ATF, 2021. A strategic research and innovation agenda for a sustainable livestock sector in Europe. Suggested priorities for research for Horizon Europe to enhance innovation and sustainability in the livestock production sector of Europe’s food supply chains. Third White Paper of the Animal Task Force.

Berckmans, D. 2014. Precision livestock farming technologies for welfare management in intensive livestock systems. Rev. Sci. Tech. Off. Int. Epiz. 33, 189–196. doi: 10.20506/rst.33.1.227

Berckmans, D., 2017. General introduction to precision livestock farming. Animal Frontiers, Volume 7, Issue 1, January 2017, Pages 6–11, https://doi.org/10.2527/af.2017.0102

Schillings, J., Bennett, R. and Rose, D.C., 2021. Exploring the Potential of Precision Livestock Farming Technologies to Help Address Farm Animal Welfare Front. Anim.

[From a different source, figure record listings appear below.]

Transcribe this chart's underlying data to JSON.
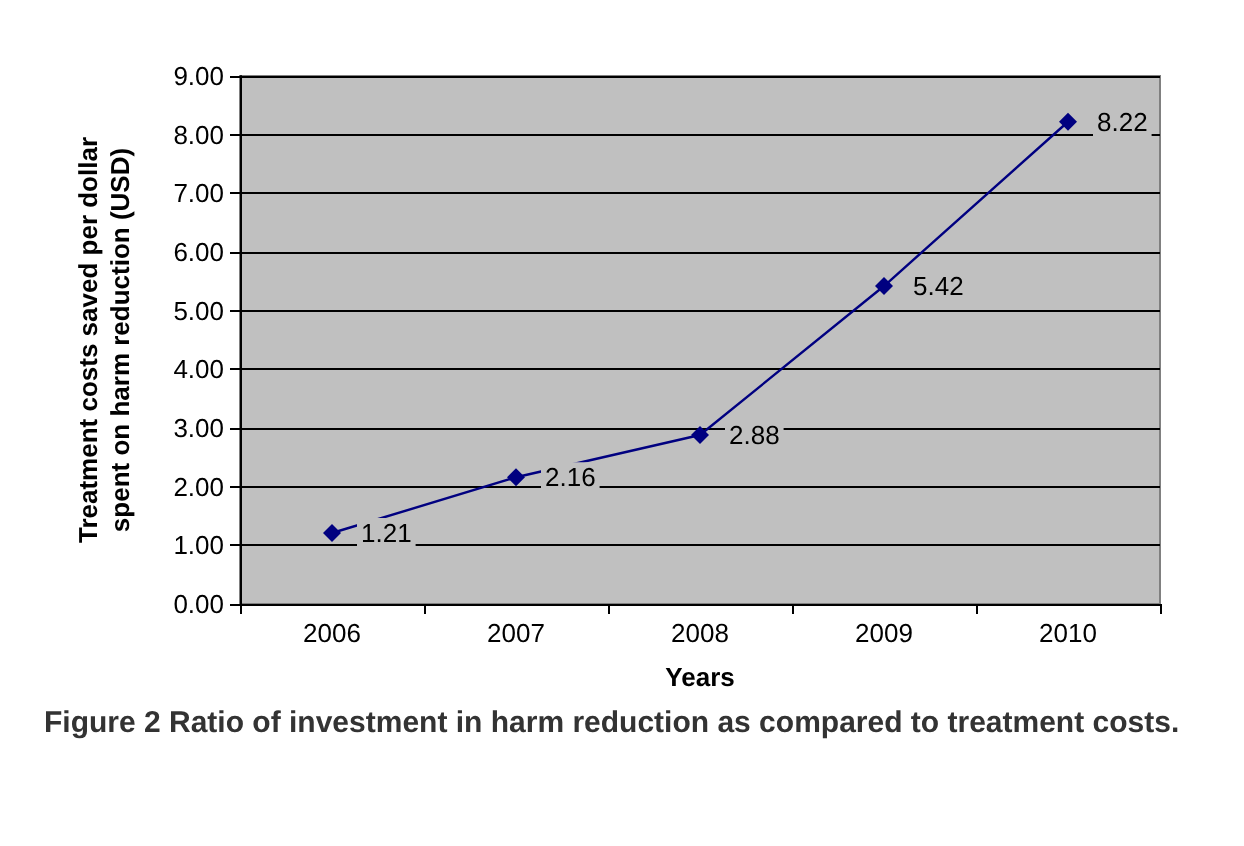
{
  "chart_data": {
    "type": "line",
    "xlabel": "Years",
    "ylabel": "Treatment costs saved per dollar spent on harm reduction (USD)",
    "categories": [
      "2006",
      "2007",
      "2008",
      "2009",
      "2010"
    ],
    "series": [
      {
        "color": "#000080",
        "values": [
          1.21,
          2.16,
          2.88,
          5.42,
          8.22
        ]
      }
    ],
    "ylim": [
      0,
      9
    ],
    "yticks": [
      {
        "value": 0,
        "label": "0.00"
      },
      {
        "value": 1,
        "label": "1.00"
      },
      {
        "value": 2,
        "label": "2.00"
      },
      {
        "value": 3,
        "label": "3.00"
      },
      {
        "value": 4,
        "label": "4.00"
      },
      {
        "value": 5,
        "label": "5.00"
      },
      {
        "value": 6,
        "label": "6.00"
      },
      {
        "value": 7,
        "label": "7.00"
      },
      {
        "value": 8,
        "label": "8.00"
      },
      {
        "value": 9,
        "label": "9.00"
      }
    ],
    "grid": "y",
    "marker": "diamond",
    "line_style": "solid",
    "data_labels": true,
    "annotations": [
      "Figure 2 Ratio of investment in harm reduction as compared to treatment costs."
    ]
  }
}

Sci., 13 May 2021, https://doi.org/10.3389/fanim.2021.639678

Remus, A., Houschild, L., Corrent, E., Létourneau-Montminy, M. and Pomar, C., 2019. Pigs receiving daily tailored diets using precision-feeding techniques have different threonine requirements than pigs fed in conventional phase-feeding systems. J Anim Sci Biotechnol 2019 Feb 22;10:16.; doi: 10.1186/s40104-019-0328-7.

Banhazi, T.M., Lehr, H., Black, J.L., Crabtree, H., Schofield, P., Tscharke, M. and Berckmans, D., 2021. Precision Livestock Farming: An international review of scientific and commercial aspects. Int. J. Agri.c & Biol. Eng., Vol. 5 No.3, 1-9.